DANGER IN BOMBAY
Americans visiting India are warned about bomb blasts, street demonstrations, outbreaks of bird flu and even threats against the temple of the Hare Krishnas. Now the U.S. Embassy is advising Americans to beware of a new danger: open manholes on flooded streets of Bombay.
Unwary Americans could fall into the sewers, the U.S. Consulate in India's commercial capital warned this week, much to the displeasure of the local authorities who said the American diplomats are overreacting to problems Bombay residents face every year during monsoon season.
"There is no need for undue concern," Vilasrao Deshmukh, chief minister of the state of Maharashtra, which includes Bombay, told the Times of India newspaper Thursday. "We are geared to tackle any eventuality."
Jairaj Phatak, the municipal commissioner of Bombay, added that no more than 10 people have stumbled into the open manholes and "fewer have died in such a manner in recent years," Reuters news agency reported from Bombay.
The city government wrote the consulate a letter expressing dissatisfaction with the warning posted on its Web site (mumbai.usconsulate.gov) on Monday.
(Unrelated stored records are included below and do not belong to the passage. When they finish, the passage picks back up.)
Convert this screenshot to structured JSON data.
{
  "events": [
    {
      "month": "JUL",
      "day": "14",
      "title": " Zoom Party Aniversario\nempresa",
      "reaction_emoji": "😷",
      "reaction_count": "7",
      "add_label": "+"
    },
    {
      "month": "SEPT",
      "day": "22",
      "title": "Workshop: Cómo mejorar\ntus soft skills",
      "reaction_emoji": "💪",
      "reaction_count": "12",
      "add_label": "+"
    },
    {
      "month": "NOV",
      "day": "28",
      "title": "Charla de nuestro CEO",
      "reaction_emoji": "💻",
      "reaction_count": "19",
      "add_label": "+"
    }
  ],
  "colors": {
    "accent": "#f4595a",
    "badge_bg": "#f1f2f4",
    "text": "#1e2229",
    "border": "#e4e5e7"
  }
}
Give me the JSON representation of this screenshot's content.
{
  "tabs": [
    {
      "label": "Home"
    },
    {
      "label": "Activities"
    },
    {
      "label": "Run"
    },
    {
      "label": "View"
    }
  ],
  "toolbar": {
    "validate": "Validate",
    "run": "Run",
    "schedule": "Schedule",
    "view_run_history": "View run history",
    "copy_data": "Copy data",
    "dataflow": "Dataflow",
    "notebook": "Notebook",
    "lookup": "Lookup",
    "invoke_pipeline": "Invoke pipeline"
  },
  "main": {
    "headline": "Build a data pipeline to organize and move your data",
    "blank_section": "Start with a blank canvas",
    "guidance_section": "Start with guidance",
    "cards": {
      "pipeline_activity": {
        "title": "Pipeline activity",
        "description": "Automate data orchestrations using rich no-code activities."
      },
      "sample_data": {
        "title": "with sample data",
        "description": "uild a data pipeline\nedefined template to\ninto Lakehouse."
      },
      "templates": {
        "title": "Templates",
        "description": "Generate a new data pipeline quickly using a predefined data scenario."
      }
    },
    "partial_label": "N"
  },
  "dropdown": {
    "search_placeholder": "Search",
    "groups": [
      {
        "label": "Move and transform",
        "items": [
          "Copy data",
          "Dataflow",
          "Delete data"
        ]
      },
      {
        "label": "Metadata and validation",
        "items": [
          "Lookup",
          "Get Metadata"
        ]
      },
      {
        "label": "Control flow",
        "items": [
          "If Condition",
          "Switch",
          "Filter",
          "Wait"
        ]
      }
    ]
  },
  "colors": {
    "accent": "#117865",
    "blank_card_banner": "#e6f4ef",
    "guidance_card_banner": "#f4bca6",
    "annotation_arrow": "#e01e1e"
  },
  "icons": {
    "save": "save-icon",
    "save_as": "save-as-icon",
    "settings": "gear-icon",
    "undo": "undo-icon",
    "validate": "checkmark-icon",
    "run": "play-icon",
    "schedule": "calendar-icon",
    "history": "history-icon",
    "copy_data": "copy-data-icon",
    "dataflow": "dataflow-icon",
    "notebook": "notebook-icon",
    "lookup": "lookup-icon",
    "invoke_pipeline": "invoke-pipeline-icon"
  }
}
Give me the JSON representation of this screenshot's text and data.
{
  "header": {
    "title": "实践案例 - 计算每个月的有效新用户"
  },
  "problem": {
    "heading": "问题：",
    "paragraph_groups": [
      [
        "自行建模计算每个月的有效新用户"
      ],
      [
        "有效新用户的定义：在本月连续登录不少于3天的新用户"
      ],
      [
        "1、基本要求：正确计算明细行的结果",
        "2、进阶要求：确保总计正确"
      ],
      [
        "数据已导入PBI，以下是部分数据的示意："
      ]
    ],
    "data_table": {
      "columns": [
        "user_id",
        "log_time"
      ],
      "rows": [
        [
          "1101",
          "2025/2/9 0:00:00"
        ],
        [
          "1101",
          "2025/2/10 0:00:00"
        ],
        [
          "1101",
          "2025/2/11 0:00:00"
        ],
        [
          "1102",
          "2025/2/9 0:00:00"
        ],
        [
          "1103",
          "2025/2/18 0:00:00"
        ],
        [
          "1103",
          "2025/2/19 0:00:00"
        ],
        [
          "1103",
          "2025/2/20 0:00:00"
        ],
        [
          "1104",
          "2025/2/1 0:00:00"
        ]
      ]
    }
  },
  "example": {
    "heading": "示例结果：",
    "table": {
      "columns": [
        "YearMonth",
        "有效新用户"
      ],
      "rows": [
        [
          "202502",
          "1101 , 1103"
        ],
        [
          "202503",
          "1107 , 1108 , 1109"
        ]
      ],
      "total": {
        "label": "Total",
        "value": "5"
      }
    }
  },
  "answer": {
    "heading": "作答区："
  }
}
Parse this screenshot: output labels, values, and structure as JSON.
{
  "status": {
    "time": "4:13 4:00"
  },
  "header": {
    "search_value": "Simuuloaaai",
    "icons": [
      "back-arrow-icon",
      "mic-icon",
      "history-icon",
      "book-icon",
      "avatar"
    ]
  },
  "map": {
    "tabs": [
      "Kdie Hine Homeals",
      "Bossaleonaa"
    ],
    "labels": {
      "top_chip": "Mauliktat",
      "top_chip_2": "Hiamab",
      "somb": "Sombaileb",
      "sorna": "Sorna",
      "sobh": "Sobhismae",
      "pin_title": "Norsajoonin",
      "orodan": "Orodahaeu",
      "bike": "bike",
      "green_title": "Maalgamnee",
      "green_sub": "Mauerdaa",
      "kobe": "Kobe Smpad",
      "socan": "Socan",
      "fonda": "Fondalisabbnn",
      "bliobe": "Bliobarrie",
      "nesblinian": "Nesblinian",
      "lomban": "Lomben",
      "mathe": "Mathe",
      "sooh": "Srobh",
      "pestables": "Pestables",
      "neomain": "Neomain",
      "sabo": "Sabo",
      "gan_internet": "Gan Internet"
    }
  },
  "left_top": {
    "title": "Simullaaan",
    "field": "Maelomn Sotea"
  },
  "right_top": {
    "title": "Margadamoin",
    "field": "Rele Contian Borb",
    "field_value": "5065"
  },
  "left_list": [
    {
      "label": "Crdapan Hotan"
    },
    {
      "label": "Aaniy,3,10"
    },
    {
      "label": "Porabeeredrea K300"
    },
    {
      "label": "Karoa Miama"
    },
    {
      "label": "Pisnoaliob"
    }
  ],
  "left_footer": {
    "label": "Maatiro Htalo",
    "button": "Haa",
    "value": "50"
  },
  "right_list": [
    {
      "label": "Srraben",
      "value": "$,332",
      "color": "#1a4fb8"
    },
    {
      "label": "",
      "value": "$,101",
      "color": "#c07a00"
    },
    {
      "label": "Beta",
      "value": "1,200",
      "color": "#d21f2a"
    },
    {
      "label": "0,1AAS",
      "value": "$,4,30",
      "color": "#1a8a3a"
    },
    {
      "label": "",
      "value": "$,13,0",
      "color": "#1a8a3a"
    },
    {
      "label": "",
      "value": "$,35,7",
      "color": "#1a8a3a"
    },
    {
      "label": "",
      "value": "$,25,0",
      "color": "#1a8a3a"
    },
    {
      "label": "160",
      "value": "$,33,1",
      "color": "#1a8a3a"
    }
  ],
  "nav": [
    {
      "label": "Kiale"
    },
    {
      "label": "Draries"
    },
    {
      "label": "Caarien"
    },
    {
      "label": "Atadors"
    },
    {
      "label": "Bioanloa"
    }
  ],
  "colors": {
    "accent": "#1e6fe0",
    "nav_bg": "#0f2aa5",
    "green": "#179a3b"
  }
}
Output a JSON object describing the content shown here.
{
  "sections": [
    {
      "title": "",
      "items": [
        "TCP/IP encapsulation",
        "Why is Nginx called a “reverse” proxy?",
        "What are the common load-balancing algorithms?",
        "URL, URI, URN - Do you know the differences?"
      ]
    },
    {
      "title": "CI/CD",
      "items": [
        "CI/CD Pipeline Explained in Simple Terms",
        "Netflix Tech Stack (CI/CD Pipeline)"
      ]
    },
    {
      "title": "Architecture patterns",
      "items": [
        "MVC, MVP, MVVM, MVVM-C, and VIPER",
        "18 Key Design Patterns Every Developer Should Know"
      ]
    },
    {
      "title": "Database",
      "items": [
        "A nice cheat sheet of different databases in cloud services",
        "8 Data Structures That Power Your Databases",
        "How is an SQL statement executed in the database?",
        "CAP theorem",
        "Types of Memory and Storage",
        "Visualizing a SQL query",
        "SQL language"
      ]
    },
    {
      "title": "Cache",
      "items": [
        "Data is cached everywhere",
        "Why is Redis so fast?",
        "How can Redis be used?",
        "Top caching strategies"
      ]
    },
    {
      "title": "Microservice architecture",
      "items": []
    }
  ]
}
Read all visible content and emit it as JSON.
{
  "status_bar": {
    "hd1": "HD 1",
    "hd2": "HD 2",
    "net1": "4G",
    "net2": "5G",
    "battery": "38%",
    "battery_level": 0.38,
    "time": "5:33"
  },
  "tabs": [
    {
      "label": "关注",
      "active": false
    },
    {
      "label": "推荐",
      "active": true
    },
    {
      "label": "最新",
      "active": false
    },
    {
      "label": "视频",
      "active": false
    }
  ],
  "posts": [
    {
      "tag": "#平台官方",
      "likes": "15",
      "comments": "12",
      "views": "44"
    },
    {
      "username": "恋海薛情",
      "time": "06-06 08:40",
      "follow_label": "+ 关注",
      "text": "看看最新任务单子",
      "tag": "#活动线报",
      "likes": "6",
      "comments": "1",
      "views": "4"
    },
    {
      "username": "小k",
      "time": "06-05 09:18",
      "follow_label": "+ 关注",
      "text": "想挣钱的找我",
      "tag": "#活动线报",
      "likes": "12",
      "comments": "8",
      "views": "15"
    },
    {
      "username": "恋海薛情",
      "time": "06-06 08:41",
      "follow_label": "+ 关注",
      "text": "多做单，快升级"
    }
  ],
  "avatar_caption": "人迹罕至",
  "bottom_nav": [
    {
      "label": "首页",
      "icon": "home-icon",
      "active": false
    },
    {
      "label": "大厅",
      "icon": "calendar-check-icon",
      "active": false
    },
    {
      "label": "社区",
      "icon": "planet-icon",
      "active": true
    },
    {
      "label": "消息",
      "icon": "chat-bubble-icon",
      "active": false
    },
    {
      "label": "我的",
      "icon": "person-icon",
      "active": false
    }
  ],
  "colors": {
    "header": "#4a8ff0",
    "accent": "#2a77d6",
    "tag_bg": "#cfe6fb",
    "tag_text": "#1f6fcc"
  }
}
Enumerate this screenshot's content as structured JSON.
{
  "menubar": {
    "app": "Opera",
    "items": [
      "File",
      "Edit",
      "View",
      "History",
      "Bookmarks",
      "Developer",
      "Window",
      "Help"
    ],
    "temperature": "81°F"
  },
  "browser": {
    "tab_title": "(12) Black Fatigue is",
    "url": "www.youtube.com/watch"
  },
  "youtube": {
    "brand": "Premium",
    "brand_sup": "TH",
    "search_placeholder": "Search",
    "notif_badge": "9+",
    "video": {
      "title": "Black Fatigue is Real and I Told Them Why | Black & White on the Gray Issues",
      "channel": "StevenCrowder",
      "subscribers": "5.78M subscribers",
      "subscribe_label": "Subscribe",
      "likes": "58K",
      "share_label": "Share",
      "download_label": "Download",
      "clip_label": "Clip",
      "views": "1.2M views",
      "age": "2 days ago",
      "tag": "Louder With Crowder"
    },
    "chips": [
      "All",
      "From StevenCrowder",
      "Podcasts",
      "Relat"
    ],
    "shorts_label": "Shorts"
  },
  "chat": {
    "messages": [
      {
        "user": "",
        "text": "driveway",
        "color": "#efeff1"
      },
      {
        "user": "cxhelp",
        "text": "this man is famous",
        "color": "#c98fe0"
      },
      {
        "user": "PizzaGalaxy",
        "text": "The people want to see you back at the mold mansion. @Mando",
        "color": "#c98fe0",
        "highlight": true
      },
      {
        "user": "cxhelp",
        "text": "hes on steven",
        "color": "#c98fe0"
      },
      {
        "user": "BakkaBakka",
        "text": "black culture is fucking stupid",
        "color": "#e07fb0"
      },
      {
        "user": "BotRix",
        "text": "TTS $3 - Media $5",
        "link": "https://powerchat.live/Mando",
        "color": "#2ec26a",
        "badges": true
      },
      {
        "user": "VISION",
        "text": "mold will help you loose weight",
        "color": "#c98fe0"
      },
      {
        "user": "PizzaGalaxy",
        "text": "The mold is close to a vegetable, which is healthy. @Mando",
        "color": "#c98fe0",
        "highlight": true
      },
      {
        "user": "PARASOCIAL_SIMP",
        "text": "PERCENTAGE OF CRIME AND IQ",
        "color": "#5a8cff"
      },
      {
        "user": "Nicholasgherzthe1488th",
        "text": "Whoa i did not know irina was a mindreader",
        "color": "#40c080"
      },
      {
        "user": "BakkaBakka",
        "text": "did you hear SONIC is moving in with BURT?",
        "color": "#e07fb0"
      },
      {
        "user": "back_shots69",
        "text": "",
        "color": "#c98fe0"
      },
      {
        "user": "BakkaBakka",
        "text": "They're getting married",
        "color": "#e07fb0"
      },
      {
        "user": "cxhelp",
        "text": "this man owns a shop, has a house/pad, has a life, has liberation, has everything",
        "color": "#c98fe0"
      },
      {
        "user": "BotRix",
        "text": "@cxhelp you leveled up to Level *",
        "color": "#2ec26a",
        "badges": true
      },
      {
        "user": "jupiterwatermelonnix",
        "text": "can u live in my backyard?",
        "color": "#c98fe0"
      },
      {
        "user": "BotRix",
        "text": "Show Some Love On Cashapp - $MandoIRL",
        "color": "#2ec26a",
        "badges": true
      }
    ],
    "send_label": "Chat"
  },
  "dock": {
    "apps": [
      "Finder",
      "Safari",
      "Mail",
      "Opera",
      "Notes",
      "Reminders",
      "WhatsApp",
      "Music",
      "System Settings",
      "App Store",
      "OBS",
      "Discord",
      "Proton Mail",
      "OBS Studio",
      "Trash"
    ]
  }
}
The city claimed it always marks the manholes when they are opened to allow the flood waters to drain off the streets.
The consulate later noted that the city "sometimes" sticks tree branches in the open manholes to serve as "caution signals." Nevertheless, the consulate persisted in keeping the entire warning on its Web site.
"The monsoon has arrived in western India and [Bombay] is experiencing the season's storms," the consulate said. "Be extremely cautious when driving or walking."
"In reduced visibility conditions, you could drive into one of these open manholes," it said. "You should also pay attention when walking, since sidewalks are non-existent in some areas or used for other purposes in most parts of the city.
"It's possible that you could inadvertently step into an open manhole."
Despite opposition from many Democrats on Capitol Hill, Colombian officials remain hopeful that Congress will approve a free-trade agreement "in the near future," a visiting Colombia official said this week, as the Colombian Embassy opened a lobbying campaign to win support for the measure.
The embassy on Thursday released testimonials from seven Latin American presidents, the prime minister of Canada and the trade commissioner of the European Union, endorsing the free-trade pact.
Presidents Oscar Arias of Costa Rica, Michelle Bachelet of Chile, Felipe Calderon of Mexico, Alan Garcia of Peru, Elias Antonio Saca of El Salvador, Manuel Zelaya of Honduras and former Guatemalan president Oscar Berger sent letters to House Speaker Nancy Pelosi, California Democrat, who is holding up the agreement in the House.
European Union Trade Commissioner Peter Mandelson wrote to both Mrs. Pelosi and Senate Majority Leader Harry Reid, Nevada Democrat, while Prime Minister Stephen Harper of Canada endorsed the Colombia trade deal in a speech to the Council on Foreign Relations.
Luis Guillermo Plata, Colombia's trade minister, told reporters in Washington that he is using the delay in the House to try to build congressional support for the deal. Democrats who oppose the measure accuse Colombia of failing to protect labor union leaders from violence from right-wing paramilitary groups. Colombian President Alvaro Uribe says his government is aggressively prosecuting the accused killers and reducing attacks on labor leaders.